JERUSALEM (Reuters) – Israeli soldiers backed by helicopters killed at least two gunmen who crossed the border from Lebanon on Monday, the military said, in a sign of a possible new front opening as Israel’s forces battled Palestinian Hamas militants in Gaza.
Artillery shelling and gunfire were heard at Lebanon’s southern border with Israel near the town of Dhayra, a correspondent for Hezbollah’s Al-Manar TV said in a post on social media.
A security source and a local source said a group of men approached the border, with one firing at an Israeli observation post.
A Hezbollah official said the group had not mounted any operation into Israel. Officials from Hamas and Palestinian Islamic Jihad also denied involvement.

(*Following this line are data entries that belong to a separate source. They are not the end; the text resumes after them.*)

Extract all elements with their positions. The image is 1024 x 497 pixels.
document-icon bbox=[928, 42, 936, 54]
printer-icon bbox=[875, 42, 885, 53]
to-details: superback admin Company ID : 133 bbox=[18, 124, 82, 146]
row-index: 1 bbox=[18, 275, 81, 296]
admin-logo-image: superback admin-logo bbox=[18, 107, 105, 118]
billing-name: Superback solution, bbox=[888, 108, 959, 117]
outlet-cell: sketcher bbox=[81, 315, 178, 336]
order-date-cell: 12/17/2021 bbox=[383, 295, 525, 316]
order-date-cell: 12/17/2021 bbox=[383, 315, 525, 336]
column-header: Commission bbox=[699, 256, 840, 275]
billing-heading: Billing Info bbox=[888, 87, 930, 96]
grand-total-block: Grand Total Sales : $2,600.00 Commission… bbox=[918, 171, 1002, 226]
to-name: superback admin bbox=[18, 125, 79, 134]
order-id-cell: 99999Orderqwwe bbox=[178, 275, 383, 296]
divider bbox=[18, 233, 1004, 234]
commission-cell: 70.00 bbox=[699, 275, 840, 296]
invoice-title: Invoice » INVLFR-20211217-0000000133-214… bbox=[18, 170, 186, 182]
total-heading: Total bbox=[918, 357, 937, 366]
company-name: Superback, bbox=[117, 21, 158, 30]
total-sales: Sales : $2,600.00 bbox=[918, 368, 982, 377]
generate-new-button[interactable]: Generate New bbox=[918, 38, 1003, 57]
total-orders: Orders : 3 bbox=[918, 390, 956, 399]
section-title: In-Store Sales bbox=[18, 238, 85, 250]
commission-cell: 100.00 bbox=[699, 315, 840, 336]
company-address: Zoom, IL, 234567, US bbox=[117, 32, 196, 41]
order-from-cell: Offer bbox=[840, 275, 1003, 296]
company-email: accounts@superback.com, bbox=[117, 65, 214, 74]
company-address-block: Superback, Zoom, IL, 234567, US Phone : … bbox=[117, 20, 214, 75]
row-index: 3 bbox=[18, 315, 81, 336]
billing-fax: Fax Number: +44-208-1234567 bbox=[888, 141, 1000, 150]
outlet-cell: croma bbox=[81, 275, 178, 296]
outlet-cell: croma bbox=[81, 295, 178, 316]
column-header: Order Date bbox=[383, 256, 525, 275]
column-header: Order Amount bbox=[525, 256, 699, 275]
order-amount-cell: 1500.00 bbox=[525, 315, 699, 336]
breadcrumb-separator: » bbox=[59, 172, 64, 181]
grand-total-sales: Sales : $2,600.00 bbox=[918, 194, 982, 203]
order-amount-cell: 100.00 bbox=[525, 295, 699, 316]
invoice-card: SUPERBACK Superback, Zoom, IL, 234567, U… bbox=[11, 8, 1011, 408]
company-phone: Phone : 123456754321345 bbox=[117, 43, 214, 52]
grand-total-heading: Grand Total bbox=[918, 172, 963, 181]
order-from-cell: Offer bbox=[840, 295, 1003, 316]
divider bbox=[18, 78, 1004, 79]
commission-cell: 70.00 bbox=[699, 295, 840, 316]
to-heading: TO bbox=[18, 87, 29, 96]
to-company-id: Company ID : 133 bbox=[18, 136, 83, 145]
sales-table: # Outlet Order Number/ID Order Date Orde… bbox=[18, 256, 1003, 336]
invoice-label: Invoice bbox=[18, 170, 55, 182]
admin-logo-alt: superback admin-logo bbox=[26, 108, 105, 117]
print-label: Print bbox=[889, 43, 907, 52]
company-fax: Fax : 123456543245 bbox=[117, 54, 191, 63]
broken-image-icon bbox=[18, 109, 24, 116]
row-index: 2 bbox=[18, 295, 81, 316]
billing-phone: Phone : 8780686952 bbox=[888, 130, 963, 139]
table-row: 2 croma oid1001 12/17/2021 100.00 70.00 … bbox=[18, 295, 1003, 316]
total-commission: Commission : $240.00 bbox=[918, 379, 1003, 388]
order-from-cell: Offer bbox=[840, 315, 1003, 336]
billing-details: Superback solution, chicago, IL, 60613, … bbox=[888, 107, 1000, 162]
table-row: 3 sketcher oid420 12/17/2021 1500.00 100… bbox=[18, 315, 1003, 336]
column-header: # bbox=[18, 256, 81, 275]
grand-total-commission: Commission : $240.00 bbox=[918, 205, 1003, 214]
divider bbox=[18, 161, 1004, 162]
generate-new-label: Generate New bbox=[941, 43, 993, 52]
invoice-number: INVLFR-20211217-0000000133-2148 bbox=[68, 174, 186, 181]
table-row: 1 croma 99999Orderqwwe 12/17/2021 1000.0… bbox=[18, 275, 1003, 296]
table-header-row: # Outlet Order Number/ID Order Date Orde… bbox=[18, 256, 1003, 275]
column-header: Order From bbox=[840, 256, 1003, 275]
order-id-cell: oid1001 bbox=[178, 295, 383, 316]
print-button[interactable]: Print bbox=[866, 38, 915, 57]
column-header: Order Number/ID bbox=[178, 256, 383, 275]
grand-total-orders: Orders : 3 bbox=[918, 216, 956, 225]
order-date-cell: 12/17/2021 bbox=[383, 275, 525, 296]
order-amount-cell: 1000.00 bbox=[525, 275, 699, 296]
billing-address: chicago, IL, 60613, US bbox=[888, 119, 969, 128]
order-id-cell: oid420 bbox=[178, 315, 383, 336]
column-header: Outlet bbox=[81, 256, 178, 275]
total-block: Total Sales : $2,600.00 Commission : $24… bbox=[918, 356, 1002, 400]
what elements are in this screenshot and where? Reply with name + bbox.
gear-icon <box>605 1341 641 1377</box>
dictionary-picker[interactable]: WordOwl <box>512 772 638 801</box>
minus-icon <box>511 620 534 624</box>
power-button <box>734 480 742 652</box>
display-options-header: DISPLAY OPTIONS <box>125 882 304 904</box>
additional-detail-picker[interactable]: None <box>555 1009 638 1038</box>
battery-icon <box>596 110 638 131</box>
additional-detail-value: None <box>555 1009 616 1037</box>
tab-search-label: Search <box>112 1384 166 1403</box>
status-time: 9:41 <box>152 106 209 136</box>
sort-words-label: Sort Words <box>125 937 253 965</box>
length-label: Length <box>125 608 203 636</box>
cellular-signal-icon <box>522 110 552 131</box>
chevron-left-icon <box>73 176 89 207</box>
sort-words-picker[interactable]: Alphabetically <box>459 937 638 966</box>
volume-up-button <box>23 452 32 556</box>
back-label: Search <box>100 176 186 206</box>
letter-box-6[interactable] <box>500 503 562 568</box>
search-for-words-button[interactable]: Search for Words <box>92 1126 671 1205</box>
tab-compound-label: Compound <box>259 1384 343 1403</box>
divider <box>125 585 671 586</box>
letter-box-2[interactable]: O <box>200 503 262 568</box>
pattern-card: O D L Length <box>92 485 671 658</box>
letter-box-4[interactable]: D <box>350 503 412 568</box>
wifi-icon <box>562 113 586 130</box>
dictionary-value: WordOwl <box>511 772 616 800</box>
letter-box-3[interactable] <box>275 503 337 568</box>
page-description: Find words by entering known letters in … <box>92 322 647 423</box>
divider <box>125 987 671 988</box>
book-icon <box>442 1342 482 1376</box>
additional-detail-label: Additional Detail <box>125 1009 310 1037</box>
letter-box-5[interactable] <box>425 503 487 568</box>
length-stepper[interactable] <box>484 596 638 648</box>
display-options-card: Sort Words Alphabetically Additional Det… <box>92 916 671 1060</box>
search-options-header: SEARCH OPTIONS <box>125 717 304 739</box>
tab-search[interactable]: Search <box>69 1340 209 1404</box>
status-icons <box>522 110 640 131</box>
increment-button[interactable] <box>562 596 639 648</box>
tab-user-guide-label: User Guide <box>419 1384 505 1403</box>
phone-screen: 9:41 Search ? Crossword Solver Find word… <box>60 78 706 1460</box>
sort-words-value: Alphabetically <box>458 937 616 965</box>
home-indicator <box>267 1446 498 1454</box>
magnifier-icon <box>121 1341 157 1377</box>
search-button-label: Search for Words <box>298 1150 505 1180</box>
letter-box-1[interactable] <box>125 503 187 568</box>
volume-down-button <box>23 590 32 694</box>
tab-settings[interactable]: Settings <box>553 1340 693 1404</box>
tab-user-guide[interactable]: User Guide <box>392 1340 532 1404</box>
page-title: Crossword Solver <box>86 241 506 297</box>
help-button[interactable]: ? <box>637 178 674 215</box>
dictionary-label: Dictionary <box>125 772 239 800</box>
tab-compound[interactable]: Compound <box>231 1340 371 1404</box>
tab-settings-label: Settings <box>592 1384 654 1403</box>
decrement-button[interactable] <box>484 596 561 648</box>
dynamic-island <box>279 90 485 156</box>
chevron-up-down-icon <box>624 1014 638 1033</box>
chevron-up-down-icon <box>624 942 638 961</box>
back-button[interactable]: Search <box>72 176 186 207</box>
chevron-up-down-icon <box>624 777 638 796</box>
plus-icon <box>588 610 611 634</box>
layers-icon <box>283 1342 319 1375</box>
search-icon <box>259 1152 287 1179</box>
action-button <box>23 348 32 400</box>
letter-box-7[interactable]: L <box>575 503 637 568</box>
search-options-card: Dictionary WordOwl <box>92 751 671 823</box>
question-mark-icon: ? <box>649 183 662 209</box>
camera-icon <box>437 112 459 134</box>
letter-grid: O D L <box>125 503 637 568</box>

In a statement, the Israeli military said its soldiers “killed a number of armed suspects that infiltrated into Israeli territory from Lebanese territory”. It did not elaborate on the number.
Military helicopters “are currently striking in the area”, the statement added.
Israel’s Army Radio gave the location as being near Adamit, across from the Lebanese border towns of Aalma El Chaeb and Zahajra.
A spokesperson for the U.N.’s peacekeeping mission in Lebanon said the force was aware of an incident at the southern border but did not have further details. Lebanon’s army had no immediate comment.